The grassy uplands opposite Craig-y-Nos Country Park and the Dan-yr-Ogof National Showcaves Centre hide a labyrinth network of caverns and cascades, stalgamites and stalactites, passageways and potholes.
Ogof Ffynnon Ddu means Cave of the Black Spring, a reference to the vast cave system discovered beneath the moors in 1946. It’s a 300m deep underground world with an overall length of over 30 miles and the difference in level between its highest and lowest points is 308m, a record for the UK. Access to the caves is confined to experienced cavers only.
The Reserve, situated at over 350m above sea level, is one of Wales’ most exhilarating National Nature Reserves, with breathtaking views across South Wales and the Brecon Beacons. The terrain is a mixture of rocky outcrops and tufty moorland, with few obvious paths.
Herb-rich grasslands grow on the limestone, while heather and bilberry moorland covers the acid peat lying on the millstone grit.

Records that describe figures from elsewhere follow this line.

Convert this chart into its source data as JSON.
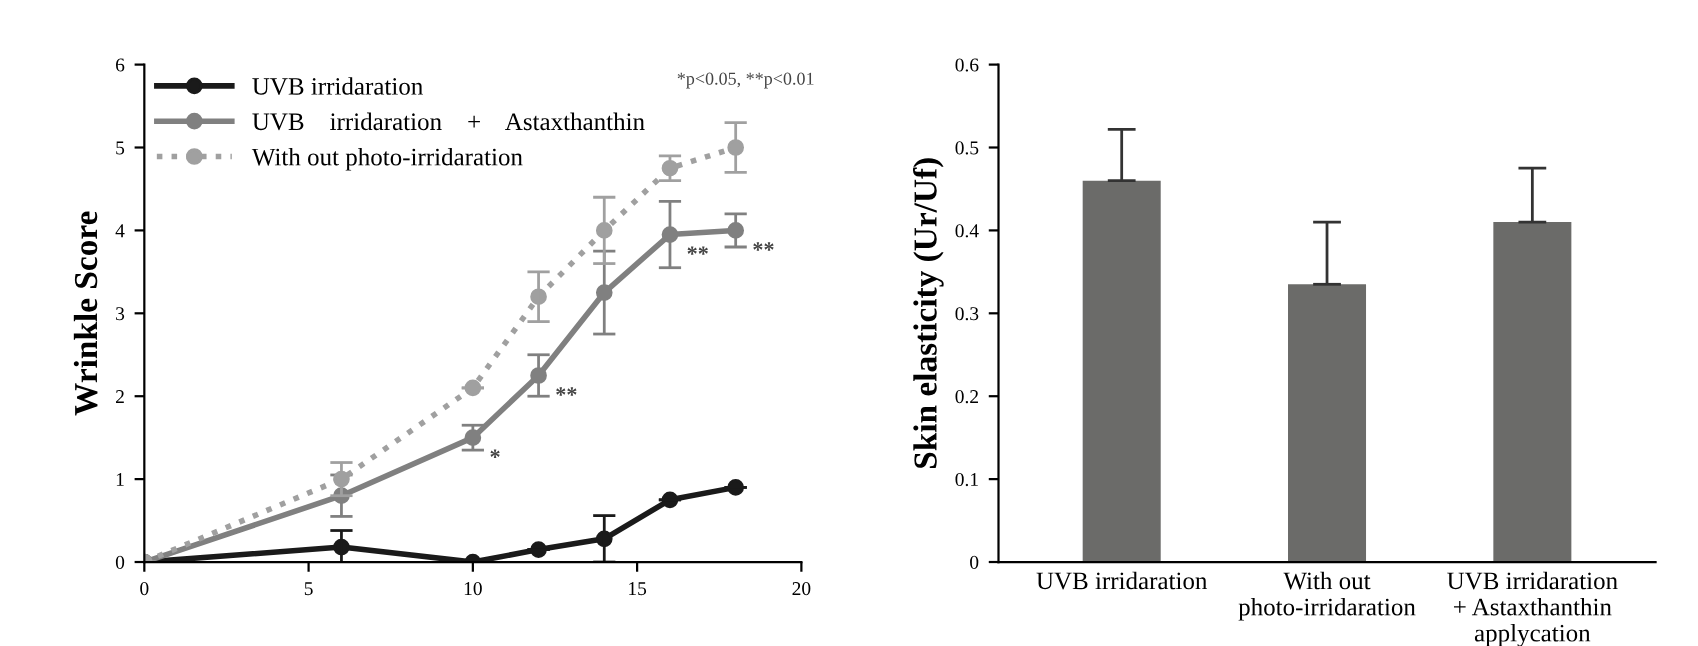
{
  "chart_data": [
    {
      "type": "line",
      "ylabel": "Wrinkle Score",
      "xlim": [
        0,
        20
      ],
      "xticks": [
        0,
        5,
        10,
        15,
        20
      ],
      "ylim": [
        0,
        6
      ],
      "yticks": [
        0,
        1,
        2,
        3,
        4,
        5,
        6
      ],
      "legend": "top left",
      "grid": false,
      "marker": "circle",
      "x": [
        0,
        6,
        10,
        12,
        14,
        16,
        18
      ],
      "series": [
        {
          "name": "UVB irridaration",
          "color": "#1a1a1a",
          "line_style": "solid",
          "values": [
            0,
            0.18,
            0,
            0.15,
            0.28,
            0.75,
            0.9
          ],
          "errors": [
            null,
            0.2,
            null,
            null,
            0.28,
            null,
            null
          ]
        },
        {
          "name": "UVB    irridaration    +    Astaxthanthin",
          "color": "#808080",
          "line_style": "solid",
          "values": [
            0,
            0.8,
            1.5,
            2.25,
            3.25,
            3.95,
            4.0
          ],
          "errors": [
            null,
            0.25,
            0.15,
            0.25,
            0.5,
            0.4,
            0.2
          ]
        },
        {
          "name": "With out photo-irridaration",
          "color": "#a0a0a0",
          "line_style": "dotted",
          "values": [
            0,
            1.0,
            2.1,
            3.2,
            4.0,
            4.75,
            5.0
          ],
          "errors": [
            null,
            0.2,
            null,
            0.3,
            0.4,
            0.15,
            0.3
          ]
        }
      ],
      "annotations": [
        "*p<0.05, **p<0.01",
        {
          "text": "*",
          "x": 10,
          "y": 1.5
        },
        {
          "text": "**",
          "x": 12,
          "y": 2.25
        },
        {
          "text": "**",
          "x": 16,
          "y": 3.95
        },
        {
          "text": "**",
          "x": 18,
          "y": 4.0
        }
      ]
    },
    {
      "type": "bar",
      "ylabel": "Skin elasticity (Ur/Uf)",
      "ylim": [
        0,
        0.6
      ],
      "yticks": [
        0,
        0.1,
        0.2,
        0.3,
        0.4,
        0.5,
        0.6
      ],
      "grid": false,
      "categories": [
        "UVB irridaration",
        "With out\nphoto-irridaration",
        "UVB irridaration\n+ Astaxthanthin\napplycation"
      ],
      "values": [
        0.46,
        0.335,
        0.41
      ],
      "color": "#6b6b69",
      "errors": [
        [
          0.46,
          0.522
        ],
        [
          0.335,
          0.41
        ],
        [
          0.41,
          0.475
        ]
      ]
    }
  ]
}
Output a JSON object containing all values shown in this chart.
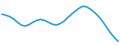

The flowers are at their best in early summer; the reserve contains rarities, including mountain everlasting, autumn gentian, mossy saxifrage and great burnet. Hairy greenweed, a low, yellow-flowering shrub, is one particularly rare species growing here.
Birds on the reserve include peregrine falcons, nightjars, ravens, ring ouzels, wheatears, red grouse and red kites. Below ground, the waters contain crustaceans that can only survive underground, and the cave is a winter habitat for moths and bats.
For a gentle, easy walk you can follow the old railway line along the side of the valley. Although this just skirts the edge of the reserve, the views are splendid. More experienced and enthusiastic walkers can access the heart of the Reserve by following paths upwards from the car park. One particularly well-defined and convenient pathway is the old tramway, a steep incline that climbs to the reserve’s eastern boundary.